Dès lundi, les voyageurs ne devront plus se rendre en sous-sol (niveau -1) où la société De Lijn constate de nombreuses nuisances, comme la saleté, des déjections ou des dortoirs improvisés. Une trentaine de lignes de la compagnie vont ainsi connaître de légères modifications du point de départ ou du terminus. Des arrêts temporaires "plus sûrs" vont être créés, annonce la société flamande de transport en commun.

Les passagers pourront ainsi descendre place du Nord/rue du Progrès, le long de la gare, en surface, devant le bâtiment de BNP Paribas.
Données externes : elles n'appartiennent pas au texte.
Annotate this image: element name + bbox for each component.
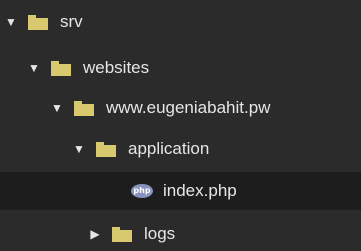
file-tree: ▼ srv ▼ websites ▼ www.eugeniabahit.pw ▼… <box>0 0 361 251</box>
folder-icon <box>112 226 132 242</box>
chevron-down-icon[interactable]: ▼ <box>27 61 41 75</box>
tree-item-application[interactable]: ▼ application <box>0 131 361 167</box>
tree-item-logs[interactable]: ▶ logs <box>0 216 361 251</box>
chevron-down-icon[interactable]: ▼ <box>4 15 18 29</box>
tree-item-index-php[interactable]: php index.php <box>0 172 361 210</box>
tree-item-label: index.php <box>163 181 237 200</box>
tree-item-srv[interactable]: ▼ srv <box>0 4 361 40</box>
tree-item-label: logs <box>144 224 176 243</box>
php-file-icon: php <box>131 184 153 198</box>
tree-item-www-eugeniabahit-pw[interactable]: ▼ www.eugeniabahit.pw <box>0 90 361 126</box>
tree-item-websites[interactable]: ▼ websites <box>0 50 361 86</box>
tree-item-label: application <box>128 139 210 158</box>
tree-item-label: www.eugeniabahit.pw <box>106 98 271 117</box>
tree-item-label: websites <box>83 58 150 77</box>
chevron-down-icon[interactable]: ▼ <box>72 142 86 156</box>
folder-icon <box>28 14 48 30</box>
folder-icon <box>96 141 116 157</box>
tree-item-label: srv <box>60 12 83 31</box>
folder-icon <box>74 100 94 116</box>
chevron-right-icon[interactable]: ▶ <box>88 227 102 241</box>
chevron-down-icon[interactable]: ▼ <box>50 101 64 115</box>
folder-icon <box>51 60 71 76</box>
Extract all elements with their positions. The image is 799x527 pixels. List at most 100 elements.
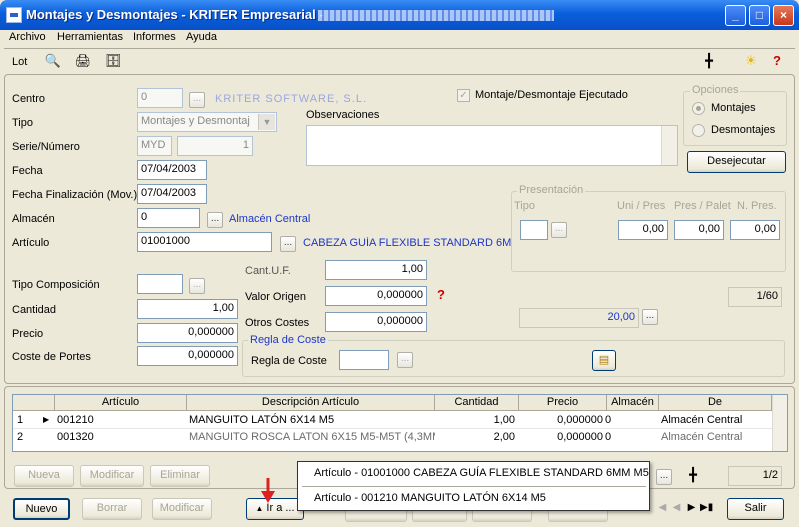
regla-coste-lookup-button[interactable]: ...	[397, 352, 413, 368]
observaciones-label: Observaciones	[306, 109, 380, 121]
desmontajes-radio[interactable]	[692, 124, 705, 137]
popup-separator	[302, 486, 646, 487]
coste-portes-input[interactable]: 0,000000	[137, 346, 238, 366]
almacen-description: Almacén Central	[229, 213, 311, 225]
lot-label[interactable]: Lot	[12, 56, 27, 68]
observaciones-scrollbar[interactable]	[661, 126, 677, 165]
modificar-button[interactable]: Modificar	[152, 498, 212, 520]
row-number: 2	[17, 431, 24, 443]
valor-origen-help-icon[interactable]: ?	[432, 287, 450, 303]
cantidad-label: Cantidad	[12, 304, 57, 316]
eliminar-line-button[interactable]: Eliminar	[150, 465, 210, 487]
salir-button[interactable]: Salir	[727, 498, 784, 520]
ira-up-icon: ▲	[255, 504, 264, 513]
nueva-line-button[interactable]: Nueva	[14, 465, 74, 487]
presentacion-tipo-lookup-button[interactable]: ...	[551, 222, 567, 238]
n-pres-input[interactable]: 0,00	[730, 220, 780, 240]
grid-header-articulo[interactable]: Artículo	[55, 395, 187, 411]
fecha-fin-input[interactable]: 07/04/2003	[137, 184, 207, 204]
almacen-input[interactable]: 0	[137, 208, 200, 228]
precio-input[interactable]: 0,000000	[137, 323, 238, 343]
lines-lookup-button[interactable]: ...	[656, 469, 672, 485]
modificar-line-button[interactable]: Modificar	[80, 465, 144, 487]
export-icon[interactable]: 🗄	[104, 53, 122, 69]
otros-costes-input[interactable]: 0,000000	[325, 312, 427, 332]
nav-first-icon[interactable]: ◀	[656, 500, 669, 515]
cantidad-input[interactable]: 1,00	[137, 299, 238, 319]
centro-input[interactable]: 0	[137, 88, 183, 108]
ejecutado-checkbox[interactable]: ✓	[457, 89, 470, 102]
tipo-select[interactable]: Montajes y Desmontaj	[137, 112, 277, 132]
articulo-input[interactable]: 01001000	[137, 232, 272, 252]
row-articulo: 001320	[57, 431, 94, 443]
almacen-label: Almacén	[12, 213, 55, 225]
lines-page-counter: 1/2	[728, 466, 782, 486]
tipo-dropdown-icon[interactable]: ▼	[258, 114, 275, 130]
popup-item-articulo-01001000[interactable]: Artículo - 01001000 CABEZA GUÍA FLEXIBLE…	[314, 467, 649, 479]
montajes-label: Montajes	[711, 102, 756, 114]
tipo-composicion-lookup-button[interactable]: ...	[189, 278, 205, 294]
row-almacen: Almacén Central	[661, 431, 743, 443]
articulo-lookup-button[interactable]: ...	[280, 236, 296, 252]
centro-label: Centro	[12, 93, 46, 105]
close-button[interactable]: ×	[773, 5, 794, 26]
cant-uf-input[interactable]: 1,00	[325, 260, 427, 280]
numero-input[interactable]: 1	[177, 136, 253, 156]
uni-pres-label: Uni / Pres	[617, 200, 666, 212]
desejecutar-button[interactable]: Desejecutar	[687, 151, 786, 173]
row-almacen-code: 0	[605, 414, 612, 426]
menu-herramientas[interactable]: Herramientas	[57, 31, 123, 43]
calculator-button[interactable]: ▤	[592, 350, 616, 371]
borrar-button[interactable]: Borrar	[82, 498, 142, 520]
grid-header-de[interactable]: De	[659, 395, 772, 411]
coste-portes-label: Coste de Portes	[12, 351, 91, 363]
print-icon[interactable]: 🖨	[74, 53, 92, 69]
presentacion-tipo-input[interactable]	[520, 220, 548, 240]
nuevo-button[interactable]: Nuevo	[13, 498, 70, 520]
grid-header-descripcion[interactable]: Descripción Artículo	[187, 395, 435, 411]
grid-header-cantidad[interactable]: Cantidad	[435, 395, 519, 411]
help-icon[interactable]: ?	[768, 53, 786, 69]
menu-ayuda[interactable]: Ayuda	[186, 31, 217, 43]
grid-header-precio[interactable]: Precio	[519, 395, 607, 411]
grid-scrollbar[interactable]	[772, 395, 787, 451]
popup-item-articulo-001210[interactable]: Artículo - 001210 MANGUITO LATÓN 6X14 M5	[314, 492, 546, 504]
regla-coste-input[interactable]	[339, 350, 389, 370]
tipo-composicion-input[interactable]	[137, 274, 183, 294]
montajes-radio[interactable]	[692, 102, 705, 115]
serie-input[interactable]: MYD	[137, 136, 172, 156]
presentacion-caption: Presentación	[517, 184, 586, 196]
row-articulo: 001210	[57, 414, 94, 426]
maximize-button[interactable]: □	[749, 5, 770, 26]
row-cantidad: 1,00	[493, 414, 515, 426]
almacen-lookup-button[interactable]: ...	[207, 212, 223, 228]
grid-settings-icon[interactable]: ╋	[700, 53, 718, 69]
observaciones-textarea[interactable]	[306, 125, 678, 166]
menu-archivo[interactable]: Archivo	[9, 31, 46, 43]
app-icon	[6, 7, 22, 23]
window-title: Montajes y Desmontajes - KRITER Empresar…	[26, 7, 324, 22]
fecha-input[interactable]: 07/04/2003	[137, 160, 207, 180]
menu-informes[interactable]: Informes	[133, 31, 176, 43]
uni-pres-input[interactable]: 0,00	[618, 220, 668, 240]
row-precio: 0,000000	[557, 431, 603, 443]
preview-icon[interactable]: 🔍	[44, 53, 62, 69]
table-row[interactable]: 1 ▶ 001210 MANGUITO LATÓN 6X14 M5 1,00 0…	[13, 412, 772, 429]
nav-next-icon[interactable]: ▶	[685, 500, 698, 515]
row-precio: 0,000000	[557, 414, 603, 426]
pres-palet-label: Pres / Palet	[674, 200, 731, 212]
total-lookup-button[interactable]: ...	[642, 309, 658, 325]
pres-palet-input[interactable]: 0,00	[674, 220, 724, 240]
centro-lookup-button[interactable]: ...	[189, 92, 205, 108]
valor-origen-input[interactable]: 0,000000	[325, 286, 427, 306]
lightbulb-icon[interactable]: ☀	[742, 53, 760, 69]
precio-label: Precio	[12, 328, 44, 340]
grid-header-almacen[interactable]: Almacén	[607, 395, 659, 411]
minimize-button[interactable]: _	[725, 5, 746, 26]
nav-prev-icon[interactable]: ◀	[670, 500, 683, 515]
table-row[interactable]: 2 001320 MANGUITO ROSCA LATON 6X15 M5-M5…	[13, 429, 772, 446]
toolbar-separator	[4, 48, 795, 49]
row-almacen: Almacén Central	[661, 414, 743, 426]
nav-last-icon[interactable]: ▶▮	[700, 500, 713, 515]
lines-grid-settings-icon[interactable]: ╋	[684, 467, 702, 483]
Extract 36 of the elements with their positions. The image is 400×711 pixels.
L'arrêt de départ a lui été installé place Rogier, à 500 mètres de la gare. La boutique De Lijn, située en sous-terrain également, va fermer ses portes temporairement. La société renforcera ses guichets d'Alost, Louvain et ses dépôts de Dilbeek et Grimbergen.

La décision de De Lijn ne constitue pas une surprise. La société avait sollicité une intervention de la Région bruxelloise. "C'est dommage que la Région ne soit pas intervenue pour faire face aux nuisances à la gare du Nord", a commenté le patron de la compagnie, Roger Kesteloot, qui parle d'une mesure temporaire. "Un accord datant de 1995 stipule clairement que la Région doit prendre ses responsabilités ici. On a décidé d'agir dans l'intérêt de nos clients et de nos collaborateurs".

"La situation était devenue impossible"

Le ministre flamand de la Mobilité, Ben Weyts (photo), a défendu vendredi la décision prise par la société de transport de ne plus faire temporairement s'arrêter ses bus à la gare du Nord à Bruxelles, en assurant qu'aucune solution n'était possible.

"Nous ne pouvions simplement pas faire autrement. La situation est impossible en ce qui concerne la sécurité et l'hygiène, c'est valable tant pour nos chauffeurs que nos voyageurs", a affirmé lors de l'émission "De Ochtend" de la VRT-radio le ministre flamand. Ben Weyts (N-VA) a rappelé que la Région bruxelloise est, selon lui, responsable de la sécurité et de l'hygiène autour de la gare routière, en vertu d'un accord datant de 1995, alors que la police locale doit se charger de l'ordre public.

Selon lui, la sécurité de la gare ferroviaire incombe par contre à la police des chemins de fer, qui dépend du ministre de l'Intérieur, Jan Jambon (N-VA) - alors que la Région bruxelloise estime que celle-ci doit aussi assurer la sécurité de la gare des bus. "A Bruxelles, ils voient quand même la différence entre un bus et un train?", a lancé Weyts, en rappelant que la police des chemins de fer se chargeait des quais et des trains et non des arrêts de bus.